Ela nunca me viu chorar, não viu chorar nenhuma vez e ela não vai ver. Eu
choro, mas eu choro escondida… eu choro sozinha e tô chorando com você agora, é
assim. Agora vai dar certo a minha luta. Esse tratamento é muito caro, sabe. Eu
não sei como vai ser. Tem alguém que banca, tem um seguro, mas eu não sei até
quando. A gente vai precisar de muita ajuda. Você não faz ideia do quanto a
gente vai precisar de ajuda. E essa campanha que fizeram aí no Brasil realmente
não deu certo.
Eu não sei como as pessoas estão vendo
isso. Como ela está melhorando as pessoas acham que ela não precisa de ajuda.
Mas é tudo muito caro, você não faz ideia. Nós não podemos voltar para o
Brasil. Tá todo mundo lutando aqui, vão abrir uma fundação para ver se arrecada
dinheiro para poder pagar. Eu não sei te explicar exatamente como que é, até
quando. Porque o Bradesco que tá cuidando de tudo e sinceramente não sei
explicar para você. Não sei até quando porque realmente é muito dinheiro.
Aqui no hospital tem uma igreja. Ultimamente
eu entro e falo. Não consigo nem rezar mais de tanto que peço para Deus pela
minha filha. Eu tô muito forte, Deus tá dando força para gente. A única coisa é
a preocupação. Eu fazia sapato, hoje até sonda eu aprendi a passar. Virei
enfermeira, então é mais ou menos por aí.”
O futuro
“Eu não tô imaginando ainda (o
futuro). Eu tô vivendo cada dia mais um dia. Eu tô vivendo o hoje, e o amanhã
Deus proverá. Ela fala: “mãe, eu tô com
vontade de fazer xixi” porque a gente passa a sonda de seis em seis horas.
Ultimamente ela tá pedindo para fazer antes. Porque a pessoa se sente mal.
Imagina você ali fazer xixi na roupa. É a segunda vez que eu uso fralda nela
(risos). É essa minha sensação. Tenho comigo que tô cuidando de um bebê e daqui
a pouco ele vai andar. E vai ser isso aí, meu amor. Eu tô cuidando dela e aos
pouquinhos ela tá começando a se movimentar. E vai ter hora que ela vai andar.
Mas eu tô preparada (para o fracasso).
Por isso que falo uma dia mais um dia. Eu acho que ela está se preparando porque
inclusive já teve médico que comentou que os médicos daqui estavam enganando
ela. Dando esperanças. Isso nunca aconteceu, ninguém nunca deu esperança a ela.

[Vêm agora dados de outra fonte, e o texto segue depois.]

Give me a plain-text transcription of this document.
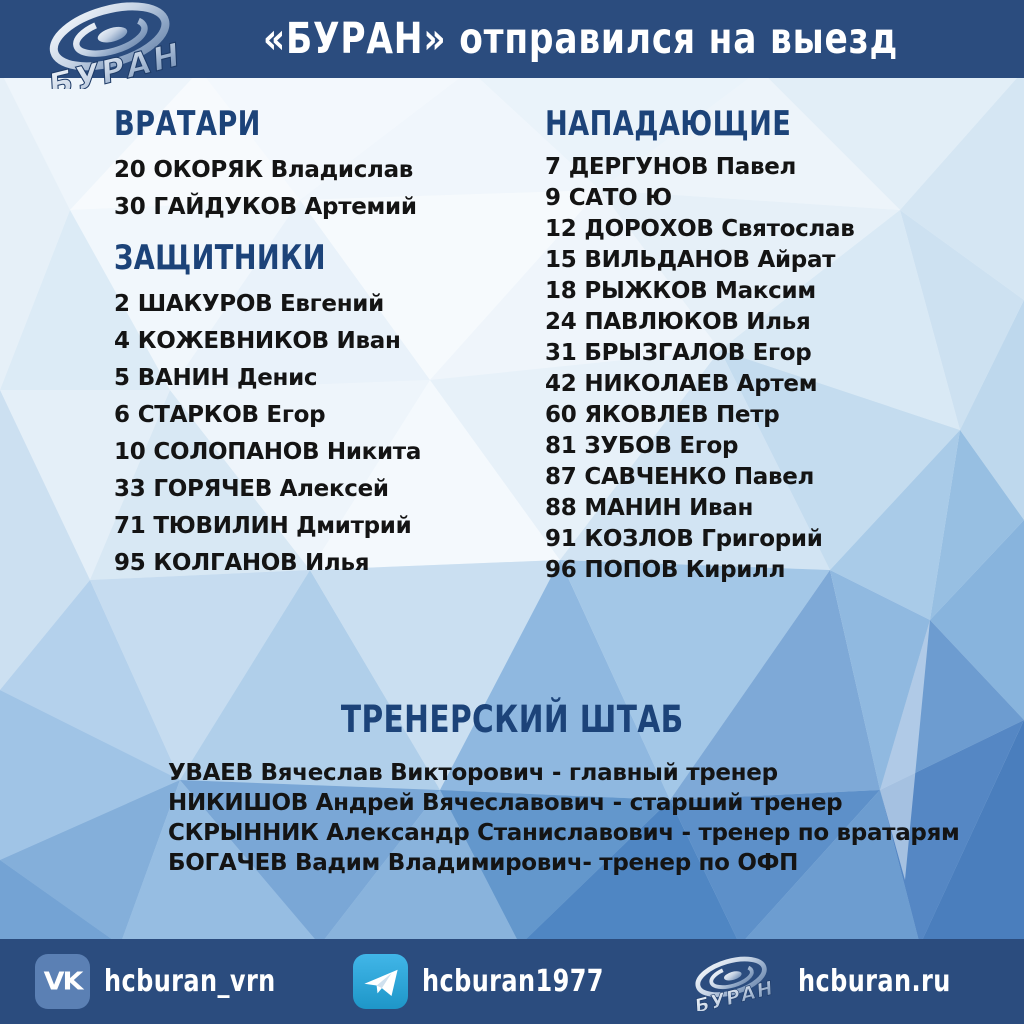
«БУРАН» отправился на выезд
ВРАТАРИ
20 ОКОРЯК Владислав
30 ГАЙДУКОВ Артемий
ЗАЩИТНИКИ
2 ШАКУРОВ Евгений
4 КОЖЕВНИКОВ Иван
5 ВАНИН Денис
6 СТАРКОВ Егор
10 СОЛОПАНОВ Никита
33 ГОРЯЧЕВ Алексей
71 ТЮВИЛИН Дмитрий
95 КОЛГАНОВ Илья
НАПАДАЮЩИЕ
7 ДЕРГУНОВ Павел
9 САТО Ю
12 ДОРОХОВ Святослав
15 ВИЛЬДАНОВ Айрат
18 РЫЖКОВ Максим
24 ПАВЛЮКОВ Илья
31 БРЫЗГАЛОВ Егор
42 НИКОЛАЕВ Артем
60 ЯКОВЛЕВ Петр
81 ЗУБОВ Егор
87 САВЧЕНКО Павел
88 МАНИН Иван
91 КОЗЛОВ Григорий
96 ПОПОВ Кирилл
ТРЕНЕРСКИЙ ШТАБ
УВАЕВ Вячеслав Викторович - главный тренер
НИКИШОВ Андрей Вячеславович - старший тренер
СКРЫННИК Александр Станиславович - тренер по вратарям
БОГАЧЕВ Вадим Владимирович- тренер по ОФП
VK hcburan_vrn	hcburan1977	hcburan.ru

Toda a vida os médicos foram taxativos. Eles nunca enganaram ela, toda vida
falaram a verdade. É a força dela, é a vontade dela e vai dar certo. Porque a
medula dela não rompeu, a medula dela amassou. A gente tem esperança que isso
uma hora, um dia, vai sarar e vai voltar.”
Medo
“Eu não mudaria nada não. O que tem
que ser tá escrito. Não tenho raiva, não tenho mágoa de nada e nem de ninguém.
Acidentes acontecem. Infelizmente não tem como prever. Você pode estar
atravessando a rua, torcer o pé, bater a cabeça e morrer de traumatismo
craniano. Não tenho mágoa, faria tudo da mesma forma.

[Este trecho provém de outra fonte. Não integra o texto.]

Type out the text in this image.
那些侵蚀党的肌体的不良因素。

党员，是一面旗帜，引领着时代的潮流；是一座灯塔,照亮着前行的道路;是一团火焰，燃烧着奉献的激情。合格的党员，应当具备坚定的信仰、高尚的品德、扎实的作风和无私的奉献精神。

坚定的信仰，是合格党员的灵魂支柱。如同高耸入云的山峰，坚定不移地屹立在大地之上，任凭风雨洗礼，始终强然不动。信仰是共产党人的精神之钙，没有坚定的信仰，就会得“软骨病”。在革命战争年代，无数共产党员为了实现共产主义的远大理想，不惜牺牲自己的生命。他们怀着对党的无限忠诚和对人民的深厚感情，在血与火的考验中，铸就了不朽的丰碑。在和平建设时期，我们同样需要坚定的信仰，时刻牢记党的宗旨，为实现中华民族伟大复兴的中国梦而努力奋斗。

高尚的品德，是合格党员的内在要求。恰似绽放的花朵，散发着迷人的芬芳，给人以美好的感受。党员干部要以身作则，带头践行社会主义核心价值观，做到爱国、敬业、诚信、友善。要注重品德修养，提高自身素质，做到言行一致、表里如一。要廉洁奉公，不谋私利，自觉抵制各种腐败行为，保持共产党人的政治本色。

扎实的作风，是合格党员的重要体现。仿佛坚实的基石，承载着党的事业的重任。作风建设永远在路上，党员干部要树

Tenho medo de não reconhecerem. Até
agora tá tudo certo, tudo muito bem, estamos tendo ajuda. Tenho medo de mais
para frente uma hora cair no esquecimento. Infelizmente no nosso país cai muito
no esquecimento. Imagino que minha filha voltando para o Brasil vai viver do
quê? Ela não tem aposentadoria, ela não tem um nada. Ela tem a mim, o pai dela
e o irmão. A gente é pobre, a gente é humilde. Eu não sei como eu vou
conseguir. Eu trabalho… trabalhava para me sustentar. Eu não sei, eu voltando
para minha casa, com a minha filha, sem ajuda eu não sei como vou conseguir
cuidar dela com mil reais que era o que eu ganhava.”